Selene ran after her, heart racing. “I didn’t know Xavlin was connected to any of this. I swear it.”
“But you knew about this place. Don’t deny it.”
She reached Petrina’s side and matched her pace.
“I think you might know more than me, to be honest. I didn’t know the people had a name until just now, and I don’t know why they vanished.
I don’t know why Augustus and I were left behind.
” She took Petrina by the elbow and stopped her.
“I can’t explain it, but…I need answers. Wouldn’t you?”
Petrina let loose a thin breath. “I know what it’s like to have no idea who your people are, who your family is. I admit I’m curious, but they left a helpless baby behind for a bit of coin. Whoever they are, they’re not worth knowing, no matter their name or circumstance.”
Selene heard the pain in Petrina’s words, but also the resolve. The woman would always look forward. Never back.
Selene didn’t have that luxury. “When we were last in the mountain, I had this…memory—I don’t know what else to call it. I chose to split off from these people. I chose Augustus over them.”
“Then there must be a damn good reason why.”
If only that were all. Now that she knew Xavlin was connected, Selene might agree to drop this and move on. But to what? A lifetime of questions and feelings she can’t name?
“I’ll go,” Selene said, “if you can tell me why the island speaks to me. It seems…happy I’m here.”

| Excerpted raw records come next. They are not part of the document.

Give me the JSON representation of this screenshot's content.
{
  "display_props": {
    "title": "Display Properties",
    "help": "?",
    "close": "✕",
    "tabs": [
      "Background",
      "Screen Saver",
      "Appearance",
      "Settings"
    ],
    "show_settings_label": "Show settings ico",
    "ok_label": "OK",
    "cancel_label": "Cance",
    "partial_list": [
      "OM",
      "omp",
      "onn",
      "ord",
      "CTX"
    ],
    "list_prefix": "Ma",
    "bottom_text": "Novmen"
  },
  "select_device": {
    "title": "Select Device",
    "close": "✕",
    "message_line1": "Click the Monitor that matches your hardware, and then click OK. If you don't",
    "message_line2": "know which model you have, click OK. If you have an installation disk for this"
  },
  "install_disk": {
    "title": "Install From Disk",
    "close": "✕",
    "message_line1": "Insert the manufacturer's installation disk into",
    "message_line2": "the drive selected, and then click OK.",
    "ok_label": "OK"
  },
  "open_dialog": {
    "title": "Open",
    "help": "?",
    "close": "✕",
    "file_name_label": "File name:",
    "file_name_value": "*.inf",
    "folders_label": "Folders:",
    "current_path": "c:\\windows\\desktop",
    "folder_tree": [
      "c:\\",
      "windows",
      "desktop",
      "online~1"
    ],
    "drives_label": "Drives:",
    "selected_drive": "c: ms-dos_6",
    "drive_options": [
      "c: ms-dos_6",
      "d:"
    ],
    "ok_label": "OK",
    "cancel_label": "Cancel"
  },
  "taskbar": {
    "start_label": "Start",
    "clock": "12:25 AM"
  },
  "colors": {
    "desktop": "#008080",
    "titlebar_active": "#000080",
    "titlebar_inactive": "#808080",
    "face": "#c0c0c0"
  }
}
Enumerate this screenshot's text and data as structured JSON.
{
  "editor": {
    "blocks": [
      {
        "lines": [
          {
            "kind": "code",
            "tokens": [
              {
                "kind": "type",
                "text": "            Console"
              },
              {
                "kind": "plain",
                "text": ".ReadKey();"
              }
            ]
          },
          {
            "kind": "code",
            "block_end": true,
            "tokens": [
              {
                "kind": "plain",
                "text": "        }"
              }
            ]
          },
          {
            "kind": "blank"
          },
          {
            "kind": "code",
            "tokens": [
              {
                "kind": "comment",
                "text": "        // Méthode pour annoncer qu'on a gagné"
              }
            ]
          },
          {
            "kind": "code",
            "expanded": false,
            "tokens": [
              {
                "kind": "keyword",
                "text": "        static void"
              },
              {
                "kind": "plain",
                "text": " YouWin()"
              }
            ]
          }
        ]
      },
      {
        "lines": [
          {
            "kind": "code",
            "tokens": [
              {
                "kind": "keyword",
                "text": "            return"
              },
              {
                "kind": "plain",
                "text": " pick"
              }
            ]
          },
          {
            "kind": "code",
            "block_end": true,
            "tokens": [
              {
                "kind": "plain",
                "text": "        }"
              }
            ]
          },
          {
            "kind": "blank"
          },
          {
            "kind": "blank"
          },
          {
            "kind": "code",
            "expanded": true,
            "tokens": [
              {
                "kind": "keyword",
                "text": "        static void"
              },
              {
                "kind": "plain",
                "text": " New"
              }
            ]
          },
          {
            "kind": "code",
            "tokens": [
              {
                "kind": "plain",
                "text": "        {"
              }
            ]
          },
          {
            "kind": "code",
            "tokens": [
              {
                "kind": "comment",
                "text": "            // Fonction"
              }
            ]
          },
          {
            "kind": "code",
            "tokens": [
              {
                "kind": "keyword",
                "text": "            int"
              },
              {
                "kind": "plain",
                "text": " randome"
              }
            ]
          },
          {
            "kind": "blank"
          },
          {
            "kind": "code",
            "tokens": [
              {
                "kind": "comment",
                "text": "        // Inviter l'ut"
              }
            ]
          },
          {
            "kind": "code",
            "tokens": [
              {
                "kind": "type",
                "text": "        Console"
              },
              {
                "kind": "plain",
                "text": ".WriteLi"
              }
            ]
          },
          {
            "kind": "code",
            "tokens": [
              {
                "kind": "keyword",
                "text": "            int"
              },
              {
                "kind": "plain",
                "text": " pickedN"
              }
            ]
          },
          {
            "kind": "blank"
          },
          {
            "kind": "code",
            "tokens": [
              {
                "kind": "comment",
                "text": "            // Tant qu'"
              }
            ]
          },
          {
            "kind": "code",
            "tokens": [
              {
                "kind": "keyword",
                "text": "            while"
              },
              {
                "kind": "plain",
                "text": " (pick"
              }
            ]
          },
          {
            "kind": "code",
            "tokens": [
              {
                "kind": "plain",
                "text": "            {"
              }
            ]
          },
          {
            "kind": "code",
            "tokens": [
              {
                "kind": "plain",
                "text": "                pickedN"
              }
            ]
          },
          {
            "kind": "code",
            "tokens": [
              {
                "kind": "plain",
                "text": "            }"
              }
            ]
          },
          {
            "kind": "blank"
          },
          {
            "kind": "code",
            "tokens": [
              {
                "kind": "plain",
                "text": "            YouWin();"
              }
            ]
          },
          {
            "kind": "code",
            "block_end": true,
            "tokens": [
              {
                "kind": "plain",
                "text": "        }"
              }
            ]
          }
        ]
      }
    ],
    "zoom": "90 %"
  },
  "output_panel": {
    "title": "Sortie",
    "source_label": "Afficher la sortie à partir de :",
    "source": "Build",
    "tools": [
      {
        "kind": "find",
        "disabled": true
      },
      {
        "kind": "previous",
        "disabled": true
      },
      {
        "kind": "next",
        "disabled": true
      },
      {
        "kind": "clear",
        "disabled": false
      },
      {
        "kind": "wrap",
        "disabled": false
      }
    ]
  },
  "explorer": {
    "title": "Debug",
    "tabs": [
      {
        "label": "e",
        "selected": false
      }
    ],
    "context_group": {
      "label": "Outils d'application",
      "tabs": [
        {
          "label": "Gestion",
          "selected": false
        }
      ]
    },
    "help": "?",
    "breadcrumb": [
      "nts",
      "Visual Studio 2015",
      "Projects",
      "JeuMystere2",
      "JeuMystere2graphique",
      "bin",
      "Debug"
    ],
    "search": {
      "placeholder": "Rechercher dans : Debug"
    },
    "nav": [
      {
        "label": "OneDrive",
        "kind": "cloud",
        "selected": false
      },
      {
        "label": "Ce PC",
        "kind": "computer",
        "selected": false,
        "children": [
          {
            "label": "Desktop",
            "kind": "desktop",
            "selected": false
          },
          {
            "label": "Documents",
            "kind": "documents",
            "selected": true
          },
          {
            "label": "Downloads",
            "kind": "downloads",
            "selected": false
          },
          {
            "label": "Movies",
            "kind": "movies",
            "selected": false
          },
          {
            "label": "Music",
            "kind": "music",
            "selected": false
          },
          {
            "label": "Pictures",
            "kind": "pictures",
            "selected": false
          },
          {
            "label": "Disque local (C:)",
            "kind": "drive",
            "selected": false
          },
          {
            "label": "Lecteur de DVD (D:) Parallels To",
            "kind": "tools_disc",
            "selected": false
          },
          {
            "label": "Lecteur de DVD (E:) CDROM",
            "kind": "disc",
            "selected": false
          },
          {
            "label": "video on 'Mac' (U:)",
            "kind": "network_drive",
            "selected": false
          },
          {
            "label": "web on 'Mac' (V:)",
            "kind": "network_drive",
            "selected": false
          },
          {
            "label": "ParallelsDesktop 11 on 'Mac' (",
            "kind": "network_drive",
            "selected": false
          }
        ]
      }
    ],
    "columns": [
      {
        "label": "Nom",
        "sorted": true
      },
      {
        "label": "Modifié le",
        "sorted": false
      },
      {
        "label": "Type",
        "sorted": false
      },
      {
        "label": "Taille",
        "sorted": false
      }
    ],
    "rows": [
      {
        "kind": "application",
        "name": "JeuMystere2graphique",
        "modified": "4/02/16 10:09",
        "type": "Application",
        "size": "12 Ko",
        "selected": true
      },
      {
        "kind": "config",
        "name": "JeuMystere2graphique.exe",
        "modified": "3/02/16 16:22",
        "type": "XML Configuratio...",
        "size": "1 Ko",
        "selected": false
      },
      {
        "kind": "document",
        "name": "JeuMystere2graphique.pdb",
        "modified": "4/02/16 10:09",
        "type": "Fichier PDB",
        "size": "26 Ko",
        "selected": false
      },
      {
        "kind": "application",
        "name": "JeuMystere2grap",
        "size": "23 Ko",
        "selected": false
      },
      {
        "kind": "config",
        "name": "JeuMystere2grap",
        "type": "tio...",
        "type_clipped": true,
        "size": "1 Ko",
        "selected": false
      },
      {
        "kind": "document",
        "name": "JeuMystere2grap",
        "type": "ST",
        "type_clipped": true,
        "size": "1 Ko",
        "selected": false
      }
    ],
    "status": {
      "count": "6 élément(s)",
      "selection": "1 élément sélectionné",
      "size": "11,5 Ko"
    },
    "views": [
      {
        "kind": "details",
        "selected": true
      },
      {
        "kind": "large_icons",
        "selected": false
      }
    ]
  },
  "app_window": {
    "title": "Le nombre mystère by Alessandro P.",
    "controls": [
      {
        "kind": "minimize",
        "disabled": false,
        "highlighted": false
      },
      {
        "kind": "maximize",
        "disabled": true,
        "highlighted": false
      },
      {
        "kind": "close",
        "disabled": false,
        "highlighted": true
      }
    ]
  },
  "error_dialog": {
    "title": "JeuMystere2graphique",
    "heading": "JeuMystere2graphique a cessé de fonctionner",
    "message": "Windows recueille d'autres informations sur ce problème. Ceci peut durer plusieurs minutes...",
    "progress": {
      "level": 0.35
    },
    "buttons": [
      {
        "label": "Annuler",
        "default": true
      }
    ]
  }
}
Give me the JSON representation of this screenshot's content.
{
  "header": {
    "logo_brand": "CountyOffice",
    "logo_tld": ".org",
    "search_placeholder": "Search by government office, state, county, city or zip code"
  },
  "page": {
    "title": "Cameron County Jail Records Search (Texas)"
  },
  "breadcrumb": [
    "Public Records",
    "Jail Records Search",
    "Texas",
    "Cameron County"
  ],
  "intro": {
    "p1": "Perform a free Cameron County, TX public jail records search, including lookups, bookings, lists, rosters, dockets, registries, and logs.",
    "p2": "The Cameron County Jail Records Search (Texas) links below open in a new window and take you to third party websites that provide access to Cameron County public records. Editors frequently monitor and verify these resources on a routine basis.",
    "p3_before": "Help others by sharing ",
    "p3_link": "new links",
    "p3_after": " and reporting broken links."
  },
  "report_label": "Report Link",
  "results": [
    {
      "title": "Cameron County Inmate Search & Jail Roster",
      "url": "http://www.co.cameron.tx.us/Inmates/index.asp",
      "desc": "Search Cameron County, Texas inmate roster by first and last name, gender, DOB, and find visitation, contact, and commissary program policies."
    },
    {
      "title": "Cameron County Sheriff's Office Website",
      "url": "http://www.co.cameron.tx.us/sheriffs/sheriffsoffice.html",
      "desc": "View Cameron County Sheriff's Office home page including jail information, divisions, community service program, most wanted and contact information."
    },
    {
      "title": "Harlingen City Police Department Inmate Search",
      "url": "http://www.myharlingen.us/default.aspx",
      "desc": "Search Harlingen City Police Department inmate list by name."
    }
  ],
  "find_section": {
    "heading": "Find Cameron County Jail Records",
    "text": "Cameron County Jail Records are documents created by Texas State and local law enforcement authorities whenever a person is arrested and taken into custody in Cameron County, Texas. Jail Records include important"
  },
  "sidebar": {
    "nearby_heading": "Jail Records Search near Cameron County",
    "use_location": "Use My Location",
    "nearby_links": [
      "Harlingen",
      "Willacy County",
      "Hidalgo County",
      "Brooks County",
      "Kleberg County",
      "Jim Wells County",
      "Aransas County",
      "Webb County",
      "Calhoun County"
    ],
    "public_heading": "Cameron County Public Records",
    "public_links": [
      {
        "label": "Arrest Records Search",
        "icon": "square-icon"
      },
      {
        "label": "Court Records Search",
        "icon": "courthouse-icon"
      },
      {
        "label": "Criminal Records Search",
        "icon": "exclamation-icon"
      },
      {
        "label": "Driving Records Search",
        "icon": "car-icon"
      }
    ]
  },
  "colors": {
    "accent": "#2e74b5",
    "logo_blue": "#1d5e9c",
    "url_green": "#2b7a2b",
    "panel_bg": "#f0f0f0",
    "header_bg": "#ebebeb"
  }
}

Petrina drew back. “What?”
“Do you know why I’m sensing the souls of unborn children back in Praevia?”
“No.” Petrina swallowed deeply. “Maybe you’re imagining things.”
“I need answers, and I don’t know of anywhere else to get them. Do you?”
Petrina appeared to shore up, eventually shaking her head, then starting off again. “This path you’re on drove Alexandra half-mad, and we both know that she was already mad to begin with. I can’t go through this again.”
“You would really leave me stranded here?” she asked, her voice cracking, tears pricking hot behind her eyes.
After all they’d been through, Petrina would desert her? What if Selene really was alone on this island and had no way to leave?